Почему же ты не сделал по-другому, спросила я снова, ведь можно было и по-другому, надо было только сказать, как это – по-другому! Такого не бывает, сказал он, чтобы семья жила по-другому. Семья – структура консервативная, если ты ее признаешь, тогда должен признавать и обязанности, связанные с ней, и я их признавал, сказал он. По-другому детей воспитывать невозможно. Модернизм – это только в искусстве. В семье не бывает экспериментов с формой, дескать, я сейчас все разберу, поверчу составные части так и этак – и соберу их в новую структуру, как какой-нибудь художник-кубист – цветочную вазу, которую потом невозможно узнать, но она тем и замечательна, что совсем другая. Семья тем и хороша, что она точно такая же, как другие семьи. По-другому невозможно, а тогда и принятие данных конвенций не означает очень уж большой трудности, ведь конвенции отражают жизнь, они – не пустая формальность. В дни рождения или в какие-то общие праздники самое главное – радость детей, но к сегодняшнему дню эта радость уже выветрилась, остались конвенции, полностью опустевшие, а та картина будущего, которую предполагает сохранение конвенций, для меня неприемлема, сказал он. В этом смысле я не стою так близко к биологическому бытию, чтобы, как стареющий самец, ждать, рядом с самкой, пока мои дети сотворят собственных детей, а когда это будет сделано, то, отыграв роль, которую называют ролью дедушек и бабушек, и оставив после себя хорошие воспоминания, умереть.

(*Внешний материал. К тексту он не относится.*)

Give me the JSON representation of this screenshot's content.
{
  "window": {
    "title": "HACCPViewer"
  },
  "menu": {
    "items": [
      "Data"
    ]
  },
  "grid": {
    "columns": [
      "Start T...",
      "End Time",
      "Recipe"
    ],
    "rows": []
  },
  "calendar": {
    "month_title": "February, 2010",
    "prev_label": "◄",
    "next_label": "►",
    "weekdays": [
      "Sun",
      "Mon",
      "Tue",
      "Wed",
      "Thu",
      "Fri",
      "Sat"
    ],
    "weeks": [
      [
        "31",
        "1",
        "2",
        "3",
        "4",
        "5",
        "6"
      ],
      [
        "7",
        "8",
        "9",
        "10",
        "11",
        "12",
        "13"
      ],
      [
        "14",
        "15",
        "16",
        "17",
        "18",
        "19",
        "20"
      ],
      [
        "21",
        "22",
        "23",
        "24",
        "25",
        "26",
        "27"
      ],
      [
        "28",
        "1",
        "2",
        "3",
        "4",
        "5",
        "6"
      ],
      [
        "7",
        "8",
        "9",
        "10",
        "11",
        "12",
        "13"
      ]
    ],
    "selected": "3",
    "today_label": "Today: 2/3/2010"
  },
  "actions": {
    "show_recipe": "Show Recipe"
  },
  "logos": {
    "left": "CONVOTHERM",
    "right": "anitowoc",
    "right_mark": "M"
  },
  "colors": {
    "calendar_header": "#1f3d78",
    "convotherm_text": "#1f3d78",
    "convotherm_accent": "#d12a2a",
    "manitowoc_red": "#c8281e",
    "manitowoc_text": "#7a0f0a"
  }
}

Он почему-то не замечал: именно тем, что, собрав последние силы, хочет выйти на поле боя, где происходит борьба самцов, он как раз и доказывает, насколько держат его в плену возрастные критерии. Он хотел сразиться с новыми возрастными группами, и тщетно кто-нибудь попытался бы сказать ему, дескать, ты же себя выставляешь на смех, у тебя за спиной люди перешептываются, смотрите, мол, волосы крашеные, вставная челюсть, молодые самки обращаются к тебе на «вы». Нет, он во что бы то ни стало хотел сразиться. И конечно, тут-то она и появилась, та женщина.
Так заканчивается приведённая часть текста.